Weitere Apfelreste aushustend und spuckend und kopfschüttelnd ging Carl über die beiden Terrassen hinunter zum Strand. Dort sonnten sich einige bleiche Europäer. Eine Sturmböe rollte ihre Handtücher auf.
Auf schwarzem Lavagestein, das dem Gelände zur einen Seite hin eine natürliche Begrenzung gab, setzte Carl sich an eine windgeschützte Stelle und starrte auf die Wellen, die ihren zeitlosen Geschäften nachgingen.
Schräg unter ihm hockten zwei Berberinnen in blauen Tüchern. Ein junges Mädchen von vielleicht zwölf Jahren und eine Greisin mit Totenkopfgesicht, Augen wie Löcher. Die Greisin hatte ein dünnes, mit schwarzer Paste bestrichenes Stöckchen in der Hand. Sie presste den Kopf des Mädchens an ihre Brust, krallte Zeige- und Mittelfinger auf ein Auge und zog den Stock durch die Lider des Mädchens. Das Mädchen öffnete blinzelnd das dick schwarz umrandete Auge.

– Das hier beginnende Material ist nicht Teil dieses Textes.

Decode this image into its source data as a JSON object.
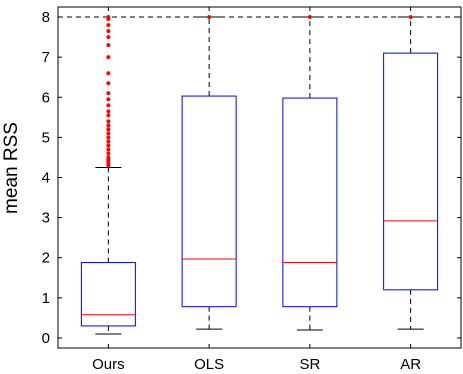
{
  "chart_data": {
    "type": "box",
    "title": "",
    "xlabel": "",
    "ylabel": "mean RSS",
    "ylim": [
      -0.25,
      8.25
    ],
    "yticks": [
      0,
      1,
      2,
      3,
      4,
      5,
      6,
      7,
      8
    ],
    "categories": [
      "Ours",
      "OLS",
      "SR",
      "AR"
    ],
    "reference_line": 8,
    "colors": {
      "box": "#0000ff",
      "median": "#ff0000",
      "whisker": "#000000",
      "outlier": "#ff0000",
      "axes": "#000000"
    },
    "boxes": [
      {
        "name": "Ours",
        "whisker_low": 0.1,
        "q1": 0.3,
        "median": 0.58,
        "q3": 1.88,
        "whisker_high": 4.25,
        "outliers": [
          4.3,
          4.35,
          4.4,
          4.45,
          4.5,
          4.6,
          4.7,
          4.8,
          4.9,
          5.0,
          5.1,
          5.2,
          5.3,
          5.4,
          5.55,
          5.65,
          5.8,
          5.95,
          6.1,
          6.35,
          6.6,
          7.0,
          7.3,
          7.5,
          7.65,
          7.8,
          7.95,
          8.0
        ]
      },
      {
        "name": "OLS",
        "whisker_low": 0.22,
        "q1": 0.78,
        "median": 1.97,
        "q3": 6.03,
        "whisker_high": 8.0,
        "outliers": [
          8.0
        ]
      },
      {
        "name": "SR",
        "whisker_low": 0.2,
        "q1": 0.78,
        "median": 1.88,
        "q3": 5.98,
        "whisker_high": 8.0,
        "outliers": [
          8.0
        ]
      },
      {
        "name": "AR",
        "whisker_low": 0.22,
        "q1": 1.2,
        "median": 2.92,
        "q3": 7.1,
        "whisker_high": 8.0,
        "outliers": [
          8.0
        ]
      }
    ]
  }
}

Je länger er darüber nachdachte, desto weniger konnte Carl an Helens Vorwürfen etwas Ungerechtes finden. Sie war ihrer Logik gefolgt, und der Logik folgend hatte sie recht. Alles, was in seinem kurzen, erinnerbaren Leben geschehen war, war unwahrscheinlich. Eine geradezu beängstigende Fülle von Unwahrscheinlichkeit. Dazu seine Familie, sein Kumpel, das Holzgewehr … die polnische Maschine. Nichts ergab einen Sinn. Er versuchte, sich die Worte der Männer in der Werkstatt ins Gedächtnis zurückzurufen, und fing einen scheuen Blick des Mädchens aus dick schwarz umrandeten Augen auf. Die Greisin machte sich mit Henna an einer Hand des Mädchens zu schaffen, und Carl überlegte, was einen amerikanischen Kosmetikkonzern auf die Idee bringen konnte, eine seiner Angestellten in ein Land zu entsenden, wo man mit schwarzer und roter Paste eigentlich ausreichend bedient war. Helen würde sich sehr anstrengen müssen, wenn sie hier etwas verkaufen wollte … und plötzlich fiel ihm ein, was an ihrer Liste nicht gestimmt hatte. Er erstarrte. Helens Telefonliste. Die sie angefertigt hatte, während er am Strand zurückgeblieben war, während Michelle ihre Comics gelesen und der deutschen Touristin die Karten gelegt hatte. Als Helen zum Bungalow hinaufgegangen war, war es zwischen zehn und elf Uhr gewesen. Sie war nicht lange fortgeblieben, vielleicht eine Viertelstunde. Und in dieser Zeit hatte sie angeblich Freunde und Bekannte in Paris, London, Sevilla, Marseille, New York und Montreal angerufen und sie gebeten, den Namen Cetrois im Telefonbuch nachzuschlagen … die Namen Cetrois, Cetroix, Sitrois, Setrois. Wieso fiel ihm das jetzt erst auf?